Best Of :: Shopping & Services
In this dire age of freeloading downloaders, crap major-label product (okay, some things never change) and clueless RIAA machinations (suing potential customers = bad policy, generally speaking), massive respect must go to any independent record shop that's still in business. Since 2003, about 2,700 music emporia have become defunct. So it is especially heartening to visit Fingerprints, which seems to be thriving in its hip little corner of Long Beach's Belmont Shore district. Selling both new and used vinyl and CDs, as well as books, mags, band T-shirts, collectible figurines and other cool accouterments of the music-freak lifestyle, Fingerprints caters to folks with deep, exceptional taste (to thank them, it often holds in-store concerts). This shop is really tailored for folks who like to get their fingers dusty riffling through moldy vinyl, people who consider WaxPoetics their bible, DJs who have gigs in small venues, obsessives who take notes while they read music blogs. Fingerprints stocks a wide range of genres, and its staff seems to know a lot more than most record-store clerks (stellar DJ/musicians such as Elvin "Nobody" Estrela and Dennis Owens work there). You can satisfy your indie-rock fix, of course, but Fingerprints will also attend to your more esoteric needs, like vintage funk and soul, psychedelia, dub, reggae, jazz, experimental, electronic, and underground hip-hop. Tons of interesting releases from tiny indie labels crowd Fingerprints' shelves. It's a bit overwhelming to spend an afternoon browsing there, but ultimately rewarding for your music collection and education. When the White Stripes wanted to open their own temporary, SoCal-based record store to hype the release of the new Icky Thump album in July, Fingerprints received the call to set up and operate the makeshift establishment in the old Tower Records Sunset location. That's respect, brothers and sisters.

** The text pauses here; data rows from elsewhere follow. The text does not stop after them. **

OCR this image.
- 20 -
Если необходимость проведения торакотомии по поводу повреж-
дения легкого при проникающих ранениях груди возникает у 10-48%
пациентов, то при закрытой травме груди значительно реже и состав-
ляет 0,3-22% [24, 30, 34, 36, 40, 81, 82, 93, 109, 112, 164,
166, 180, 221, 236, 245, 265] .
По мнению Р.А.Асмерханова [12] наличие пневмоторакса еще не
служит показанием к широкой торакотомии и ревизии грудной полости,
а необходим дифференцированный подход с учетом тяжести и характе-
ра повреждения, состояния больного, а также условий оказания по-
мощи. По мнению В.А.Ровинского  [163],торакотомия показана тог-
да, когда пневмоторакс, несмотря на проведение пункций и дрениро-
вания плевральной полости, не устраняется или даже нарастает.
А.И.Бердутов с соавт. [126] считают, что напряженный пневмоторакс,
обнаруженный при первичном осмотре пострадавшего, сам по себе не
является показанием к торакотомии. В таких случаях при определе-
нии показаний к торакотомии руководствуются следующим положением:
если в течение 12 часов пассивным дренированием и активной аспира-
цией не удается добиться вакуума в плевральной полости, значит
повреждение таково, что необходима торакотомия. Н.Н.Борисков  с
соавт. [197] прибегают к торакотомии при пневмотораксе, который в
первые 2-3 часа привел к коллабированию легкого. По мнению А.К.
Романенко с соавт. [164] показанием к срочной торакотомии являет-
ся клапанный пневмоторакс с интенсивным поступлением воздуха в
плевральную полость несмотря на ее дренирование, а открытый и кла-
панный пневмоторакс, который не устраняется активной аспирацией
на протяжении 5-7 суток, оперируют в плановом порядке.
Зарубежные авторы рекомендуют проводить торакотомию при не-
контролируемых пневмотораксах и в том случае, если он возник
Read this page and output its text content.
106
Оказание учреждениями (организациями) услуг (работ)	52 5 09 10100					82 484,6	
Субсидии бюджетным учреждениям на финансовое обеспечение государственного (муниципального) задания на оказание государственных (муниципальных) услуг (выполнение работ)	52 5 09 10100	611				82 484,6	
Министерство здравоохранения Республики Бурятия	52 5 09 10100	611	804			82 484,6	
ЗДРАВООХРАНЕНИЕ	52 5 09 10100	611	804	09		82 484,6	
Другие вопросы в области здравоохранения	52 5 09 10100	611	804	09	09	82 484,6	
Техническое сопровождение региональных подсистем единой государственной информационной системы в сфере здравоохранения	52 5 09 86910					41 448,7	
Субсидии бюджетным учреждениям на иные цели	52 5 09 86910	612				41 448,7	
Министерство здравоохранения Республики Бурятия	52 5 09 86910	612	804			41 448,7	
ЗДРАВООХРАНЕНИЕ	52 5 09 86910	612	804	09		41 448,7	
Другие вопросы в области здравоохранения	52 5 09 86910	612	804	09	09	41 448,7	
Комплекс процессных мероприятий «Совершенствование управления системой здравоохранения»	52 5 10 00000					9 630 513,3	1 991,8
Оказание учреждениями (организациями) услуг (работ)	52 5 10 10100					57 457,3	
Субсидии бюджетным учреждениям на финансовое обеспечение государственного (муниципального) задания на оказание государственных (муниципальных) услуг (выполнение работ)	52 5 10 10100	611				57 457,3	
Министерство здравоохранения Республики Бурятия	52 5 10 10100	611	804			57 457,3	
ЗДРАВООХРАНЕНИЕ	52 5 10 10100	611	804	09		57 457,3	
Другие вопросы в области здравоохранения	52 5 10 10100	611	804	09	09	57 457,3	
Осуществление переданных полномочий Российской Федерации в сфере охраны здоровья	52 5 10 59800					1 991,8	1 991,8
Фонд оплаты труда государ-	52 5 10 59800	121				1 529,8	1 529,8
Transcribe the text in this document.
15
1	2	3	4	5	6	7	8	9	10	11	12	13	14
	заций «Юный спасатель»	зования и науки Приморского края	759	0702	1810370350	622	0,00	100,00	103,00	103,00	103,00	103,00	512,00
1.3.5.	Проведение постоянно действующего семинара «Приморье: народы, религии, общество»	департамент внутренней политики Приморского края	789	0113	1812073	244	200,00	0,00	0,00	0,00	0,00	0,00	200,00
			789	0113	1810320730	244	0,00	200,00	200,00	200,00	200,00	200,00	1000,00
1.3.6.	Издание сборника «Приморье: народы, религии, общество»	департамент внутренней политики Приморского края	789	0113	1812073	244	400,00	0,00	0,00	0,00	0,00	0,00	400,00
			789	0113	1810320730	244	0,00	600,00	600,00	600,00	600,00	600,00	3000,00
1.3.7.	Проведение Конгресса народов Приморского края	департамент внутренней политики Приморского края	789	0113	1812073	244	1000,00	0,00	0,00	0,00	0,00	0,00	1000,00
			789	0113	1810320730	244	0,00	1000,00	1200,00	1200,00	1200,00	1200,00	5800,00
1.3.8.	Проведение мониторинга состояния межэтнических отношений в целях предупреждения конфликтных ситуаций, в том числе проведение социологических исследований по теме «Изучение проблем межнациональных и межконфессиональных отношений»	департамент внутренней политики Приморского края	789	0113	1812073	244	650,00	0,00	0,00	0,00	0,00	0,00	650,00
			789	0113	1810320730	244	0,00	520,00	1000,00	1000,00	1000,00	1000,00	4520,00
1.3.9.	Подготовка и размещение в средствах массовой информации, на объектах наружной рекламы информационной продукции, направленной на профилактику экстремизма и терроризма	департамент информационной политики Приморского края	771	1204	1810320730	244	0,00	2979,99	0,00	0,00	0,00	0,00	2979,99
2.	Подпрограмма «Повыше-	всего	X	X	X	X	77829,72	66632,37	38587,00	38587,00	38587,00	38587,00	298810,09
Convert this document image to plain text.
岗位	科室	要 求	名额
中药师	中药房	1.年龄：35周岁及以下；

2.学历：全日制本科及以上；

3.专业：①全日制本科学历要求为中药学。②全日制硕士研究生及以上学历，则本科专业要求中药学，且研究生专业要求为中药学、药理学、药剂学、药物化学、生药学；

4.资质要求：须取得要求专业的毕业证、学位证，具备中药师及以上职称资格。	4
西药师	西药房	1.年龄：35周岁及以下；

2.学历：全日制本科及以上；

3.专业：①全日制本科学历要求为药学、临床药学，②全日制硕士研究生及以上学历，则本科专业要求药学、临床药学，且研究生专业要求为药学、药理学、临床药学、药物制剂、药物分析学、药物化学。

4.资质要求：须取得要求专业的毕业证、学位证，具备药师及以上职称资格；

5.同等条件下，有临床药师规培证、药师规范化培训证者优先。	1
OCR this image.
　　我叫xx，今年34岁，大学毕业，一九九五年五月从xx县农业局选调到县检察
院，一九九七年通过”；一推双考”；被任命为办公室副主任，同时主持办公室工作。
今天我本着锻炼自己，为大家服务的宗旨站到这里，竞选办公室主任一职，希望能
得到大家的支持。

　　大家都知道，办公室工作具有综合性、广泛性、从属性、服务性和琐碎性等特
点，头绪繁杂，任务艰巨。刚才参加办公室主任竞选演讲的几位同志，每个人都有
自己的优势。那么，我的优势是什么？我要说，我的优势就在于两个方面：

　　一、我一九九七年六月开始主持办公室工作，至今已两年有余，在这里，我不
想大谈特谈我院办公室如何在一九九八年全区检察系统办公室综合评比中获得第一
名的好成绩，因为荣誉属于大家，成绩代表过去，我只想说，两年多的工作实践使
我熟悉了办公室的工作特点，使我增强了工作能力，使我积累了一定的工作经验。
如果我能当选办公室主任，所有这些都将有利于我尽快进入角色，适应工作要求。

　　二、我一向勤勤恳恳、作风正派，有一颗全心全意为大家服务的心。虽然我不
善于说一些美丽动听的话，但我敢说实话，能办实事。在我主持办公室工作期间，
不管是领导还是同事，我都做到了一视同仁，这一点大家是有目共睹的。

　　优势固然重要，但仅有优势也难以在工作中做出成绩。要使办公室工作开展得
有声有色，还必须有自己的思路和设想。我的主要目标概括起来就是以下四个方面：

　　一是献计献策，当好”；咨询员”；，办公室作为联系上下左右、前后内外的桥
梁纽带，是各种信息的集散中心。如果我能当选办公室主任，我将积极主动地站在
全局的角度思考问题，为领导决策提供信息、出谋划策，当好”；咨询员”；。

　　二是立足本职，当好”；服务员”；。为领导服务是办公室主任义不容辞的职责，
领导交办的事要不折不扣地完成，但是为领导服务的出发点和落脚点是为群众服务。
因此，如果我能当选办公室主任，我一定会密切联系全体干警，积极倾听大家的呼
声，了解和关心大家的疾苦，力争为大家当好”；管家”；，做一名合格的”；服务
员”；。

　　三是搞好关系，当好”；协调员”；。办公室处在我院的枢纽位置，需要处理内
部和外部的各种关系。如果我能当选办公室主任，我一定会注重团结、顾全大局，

Do yourself and your car a favor and say no to the mechanical drive-in car wash at the gas station. Sitting in line doesn't do much for sanity, and the rotating buffers will almost always scratch up your ride. The hand car wash is definitely the place to go for quality, and the ultimate hand wash experience can be found at Checkered Flag Hand Car Wash. The inside-out treatment on your car runs $13.99 and lasts around 10 minutes. Spend that time inside the lounge area, where free fancy-pants coffee (French vanilla cappuccinos, espressos, mochaccinos and more) or hot chocolate is available, as is free Internet access.
Enter Red Cloud's walk-in humidor, perpetually set at a balmy 70-percent humidity, and your pores will open and inhale the earthen nuance. In other words, you'll soon smell like a stogie. But that's not a bad thing, especially if you're a fan of $60 Partagas 160s or the Fuente Fuente OpusX, which are only occasionally available and sell for around $30 a pop. If you don't know a Cohiba from a coat hanger, don't worry: Red Cloud's employees are knowledgeable and will recommend the best cigar for your lack of taste and wallet-to-fat ratio. If you're a heavy hitter, consider a year's membership ($250) to the cigar lounge. There you can puff freely, sip scotch, and indulge in a variety of leisure activities such as cards, darts, pool, or a ridiculously oversized game of chess.
The 99 Cents Only chain may have outlets around OC, but the best sits right next to OC Weekly Headquarters on Main Street in downtown Santa Ana. The long lines that greet the counter clerks daily (even at noon, when folks should be having lunch) stand as testament to the small fact that the locals know it, too. The massive store carries everything from milk to condoms to "LA's Totally Awesome All Purpose Cleaner." Fresh fruit, batteries, massive rolls of toilet paperyou name it. Even, bizarrely enough, pregnancy tests.
Let's face it, men, most modern-day malls are not for you. If they have stores specializing in anything other than female fashion, it tends toward the blah, metrosexual style. Remember how awesome malls used to be, when you could buy videos (what a concept, huh?) and cool man-stuff ranging from an obscenely shaped beer mug to a talking Freddy Krueger action figure? Well, good news: The Westminster Mall is still cool like that. Spencer Gifts, Suncoast Movies and K-B Toys may have closed down most of their locations elsewhere, but they're still alive and well here. By the time you read this, a massive two-story Target will be open for business, and you can slake your thirst with an old-fashioned Orange Julius! That's not to say there's nothing for the ladies. The clothing stores so popular at other malls exist here, but just not to the exclusion of everything else. And any food court that has both a Wendy's and a gourmet gelato stand is good for the whole family. Need a tall cold beer? There's an Outback Steakhouse just outside with Foster's on tap. Shopping trips need no longer be feared, dudes.
If you can get past the strange medieval architecture that characterizes the Old World Village shopping center in Huntington Beach, you're in for an unusual treat at the Living Temple, where you can munch on gogi berries or raw cacao while thumbing through the eclectic book and DVD collection maintained by owner and health guru Robin Arthur Jones. He's usually there to answer any and all questions, and he also hosts movie nights and monthly raw-foods festivals.